Aéronautique, spatial, défense, médical, nucléaire… Ametra propose des solutions à la pointe, dans des secteurs de pointe. Une entreprise construite de A à Z par son fondateur, le père d’Anne-Charlotte Fredenucci qui lui indique, quand la jeune femme rejoint l’entreprise familiale qu’elle ferait « un bon bras droit ». Diplômée de l’Essec en 1998, elle passe quelques années en conseil et stratégie, notamment sur Internet. Quand elle rejoint son père, c’est naturellement qu’elle devient cheffe du développement et s’attelle à l’informatisation du groupe. « Mon père avait alors 76 ans, le groupe était ancien, je représentais un changement de génération », raconte-t-elle.
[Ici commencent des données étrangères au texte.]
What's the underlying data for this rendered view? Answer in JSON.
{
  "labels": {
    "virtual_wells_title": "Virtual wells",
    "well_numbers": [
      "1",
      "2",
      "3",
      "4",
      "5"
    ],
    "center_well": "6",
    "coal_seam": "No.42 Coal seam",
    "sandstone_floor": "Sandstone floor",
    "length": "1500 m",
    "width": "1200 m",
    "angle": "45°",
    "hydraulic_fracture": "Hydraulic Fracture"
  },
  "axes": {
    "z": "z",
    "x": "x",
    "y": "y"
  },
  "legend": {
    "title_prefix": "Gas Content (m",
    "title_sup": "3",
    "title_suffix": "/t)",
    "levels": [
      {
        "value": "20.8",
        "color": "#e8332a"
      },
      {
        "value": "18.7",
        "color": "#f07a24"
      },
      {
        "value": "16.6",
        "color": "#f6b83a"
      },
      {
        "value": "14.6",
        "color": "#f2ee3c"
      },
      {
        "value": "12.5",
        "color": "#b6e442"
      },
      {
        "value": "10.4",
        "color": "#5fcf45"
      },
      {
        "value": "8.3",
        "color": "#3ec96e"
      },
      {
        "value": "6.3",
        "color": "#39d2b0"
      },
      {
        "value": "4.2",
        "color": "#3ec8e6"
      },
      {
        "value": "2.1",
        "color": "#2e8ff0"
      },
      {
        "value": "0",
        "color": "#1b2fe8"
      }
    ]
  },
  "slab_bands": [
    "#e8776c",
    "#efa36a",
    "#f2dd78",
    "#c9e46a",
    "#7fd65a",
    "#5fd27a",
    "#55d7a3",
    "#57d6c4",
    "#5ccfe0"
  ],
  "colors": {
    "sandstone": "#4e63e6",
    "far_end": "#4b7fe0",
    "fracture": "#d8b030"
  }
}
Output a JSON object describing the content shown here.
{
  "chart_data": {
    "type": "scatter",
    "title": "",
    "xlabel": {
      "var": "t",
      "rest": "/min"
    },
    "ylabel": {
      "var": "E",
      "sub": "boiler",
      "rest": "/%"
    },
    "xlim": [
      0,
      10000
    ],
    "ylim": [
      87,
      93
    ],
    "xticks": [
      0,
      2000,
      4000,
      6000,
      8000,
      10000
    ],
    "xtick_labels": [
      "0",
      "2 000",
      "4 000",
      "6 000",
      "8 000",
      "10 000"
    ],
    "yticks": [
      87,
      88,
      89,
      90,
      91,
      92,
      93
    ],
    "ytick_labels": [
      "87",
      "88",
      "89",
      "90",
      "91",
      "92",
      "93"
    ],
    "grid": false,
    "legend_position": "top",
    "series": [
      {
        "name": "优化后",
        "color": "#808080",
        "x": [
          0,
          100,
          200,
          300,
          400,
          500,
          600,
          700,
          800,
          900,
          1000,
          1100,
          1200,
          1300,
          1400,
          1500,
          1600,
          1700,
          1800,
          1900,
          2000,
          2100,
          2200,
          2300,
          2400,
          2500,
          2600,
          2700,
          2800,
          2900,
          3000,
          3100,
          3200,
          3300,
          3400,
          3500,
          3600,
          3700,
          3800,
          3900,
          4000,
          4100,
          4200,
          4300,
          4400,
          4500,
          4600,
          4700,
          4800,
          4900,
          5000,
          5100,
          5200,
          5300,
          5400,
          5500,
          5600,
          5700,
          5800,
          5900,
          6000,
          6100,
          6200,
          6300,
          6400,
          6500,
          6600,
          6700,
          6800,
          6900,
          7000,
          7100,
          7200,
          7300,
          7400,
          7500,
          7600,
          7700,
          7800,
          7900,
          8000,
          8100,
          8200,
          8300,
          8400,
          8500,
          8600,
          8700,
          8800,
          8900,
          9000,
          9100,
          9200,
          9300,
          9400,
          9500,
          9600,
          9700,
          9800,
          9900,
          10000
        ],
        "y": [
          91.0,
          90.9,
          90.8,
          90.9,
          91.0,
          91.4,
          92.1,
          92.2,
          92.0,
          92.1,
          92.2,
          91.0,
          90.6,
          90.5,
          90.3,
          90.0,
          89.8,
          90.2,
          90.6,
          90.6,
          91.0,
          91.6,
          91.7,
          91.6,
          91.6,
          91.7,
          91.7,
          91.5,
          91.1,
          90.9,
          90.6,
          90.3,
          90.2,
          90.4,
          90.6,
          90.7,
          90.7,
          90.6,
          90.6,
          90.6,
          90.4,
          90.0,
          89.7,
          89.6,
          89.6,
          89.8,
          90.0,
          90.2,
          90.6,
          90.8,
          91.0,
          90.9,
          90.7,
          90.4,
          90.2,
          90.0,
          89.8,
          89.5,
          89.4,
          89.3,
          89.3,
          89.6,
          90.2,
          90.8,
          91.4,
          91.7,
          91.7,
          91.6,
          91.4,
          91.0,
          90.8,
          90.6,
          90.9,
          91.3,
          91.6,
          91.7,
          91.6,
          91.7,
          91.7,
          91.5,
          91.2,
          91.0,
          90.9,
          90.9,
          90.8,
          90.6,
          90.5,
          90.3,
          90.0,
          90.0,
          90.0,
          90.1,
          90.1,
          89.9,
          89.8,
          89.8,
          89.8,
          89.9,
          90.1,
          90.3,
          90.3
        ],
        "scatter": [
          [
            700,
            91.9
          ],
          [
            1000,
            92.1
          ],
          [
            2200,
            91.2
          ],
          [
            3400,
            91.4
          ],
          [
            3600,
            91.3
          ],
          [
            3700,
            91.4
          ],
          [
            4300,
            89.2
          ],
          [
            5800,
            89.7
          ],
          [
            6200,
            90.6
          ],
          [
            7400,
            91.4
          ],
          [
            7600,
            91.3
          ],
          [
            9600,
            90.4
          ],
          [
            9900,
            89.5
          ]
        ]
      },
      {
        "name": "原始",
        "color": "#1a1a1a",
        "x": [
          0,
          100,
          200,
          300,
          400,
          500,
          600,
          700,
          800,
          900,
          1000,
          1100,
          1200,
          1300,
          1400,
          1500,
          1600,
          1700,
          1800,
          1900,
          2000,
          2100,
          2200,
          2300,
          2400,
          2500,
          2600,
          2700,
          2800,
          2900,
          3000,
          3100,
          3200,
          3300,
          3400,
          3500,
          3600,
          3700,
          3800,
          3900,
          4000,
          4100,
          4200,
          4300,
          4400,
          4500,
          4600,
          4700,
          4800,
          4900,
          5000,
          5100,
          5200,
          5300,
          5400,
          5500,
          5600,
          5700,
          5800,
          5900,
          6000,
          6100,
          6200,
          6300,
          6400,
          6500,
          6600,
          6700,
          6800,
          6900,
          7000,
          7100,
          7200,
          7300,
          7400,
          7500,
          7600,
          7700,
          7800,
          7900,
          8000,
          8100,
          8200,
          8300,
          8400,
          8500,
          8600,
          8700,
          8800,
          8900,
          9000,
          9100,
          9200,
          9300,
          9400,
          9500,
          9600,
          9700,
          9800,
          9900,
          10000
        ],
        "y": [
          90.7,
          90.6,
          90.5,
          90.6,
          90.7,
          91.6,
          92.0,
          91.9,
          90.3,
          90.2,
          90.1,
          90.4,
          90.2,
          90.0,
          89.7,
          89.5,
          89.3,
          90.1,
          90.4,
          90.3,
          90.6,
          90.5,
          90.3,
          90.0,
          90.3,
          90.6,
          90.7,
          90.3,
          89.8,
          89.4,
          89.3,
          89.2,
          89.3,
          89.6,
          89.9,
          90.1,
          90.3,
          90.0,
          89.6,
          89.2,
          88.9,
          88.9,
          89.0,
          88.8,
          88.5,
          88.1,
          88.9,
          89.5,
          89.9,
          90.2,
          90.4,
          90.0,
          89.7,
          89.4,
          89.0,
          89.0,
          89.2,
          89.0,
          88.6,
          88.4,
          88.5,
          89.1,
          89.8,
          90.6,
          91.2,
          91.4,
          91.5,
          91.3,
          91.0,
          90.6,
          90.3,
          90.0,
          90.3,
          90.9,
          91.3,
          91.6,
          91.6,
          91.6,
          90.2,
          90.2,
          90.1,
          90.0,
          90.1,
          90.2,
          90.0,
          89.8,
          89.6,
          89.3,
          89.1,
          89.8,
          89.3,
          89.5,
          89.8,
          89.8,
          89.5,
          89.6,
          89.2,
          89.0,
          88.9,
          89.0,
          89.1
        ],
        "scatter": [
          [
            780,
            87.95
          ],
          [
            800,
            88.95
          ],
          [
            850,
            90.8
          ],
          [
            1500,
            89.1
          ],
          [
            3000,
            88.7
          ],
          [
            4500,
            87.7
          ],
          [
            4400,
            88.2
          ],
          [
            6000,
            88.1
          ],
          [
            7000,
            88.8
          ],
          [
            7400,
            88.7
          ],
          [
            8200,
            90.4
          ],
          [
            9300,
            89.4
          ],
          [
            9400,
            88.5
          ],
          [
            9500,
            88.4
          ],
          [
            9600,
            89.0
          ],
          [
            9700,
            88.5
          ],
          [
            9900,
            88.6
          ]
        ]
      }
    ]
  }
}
En 2009, c’est la crise. Directement liée à la crise économique mondiale de l’année précédente. « Une crise violente. » Le Directeur général prenait sa retraite, quant au président il avait alors plus de 80 ans. « Mon père voulait déposer le bilan. Pour moi, c’était hors de question, et j’ai alors repris l’entreprise en faisant comprendre à tout le monde qu’une transformation radicale était indispensable. »
Si la reprise a été facile à accepter dans l’entreprise, grâce à ce que certains pourraient qualifier de « droit divin » qui permet aux enfants de reprendre naturellement la société du père, cela a été plus difficile à faire passer auprès de sa sœur et de sa mère. Notamment sur la gouvernance. Pour elle, il est indispensable de « bien faire la différence entre le familial et le patrimonial et l’entreprise ». « J’ai constamment dû rappeler les limites. » Dix ans après, Ametra emploie 650 personnes et le groupe rencontre une croissance de 20% avec 45 millions d’euros de chiffre d’affaires.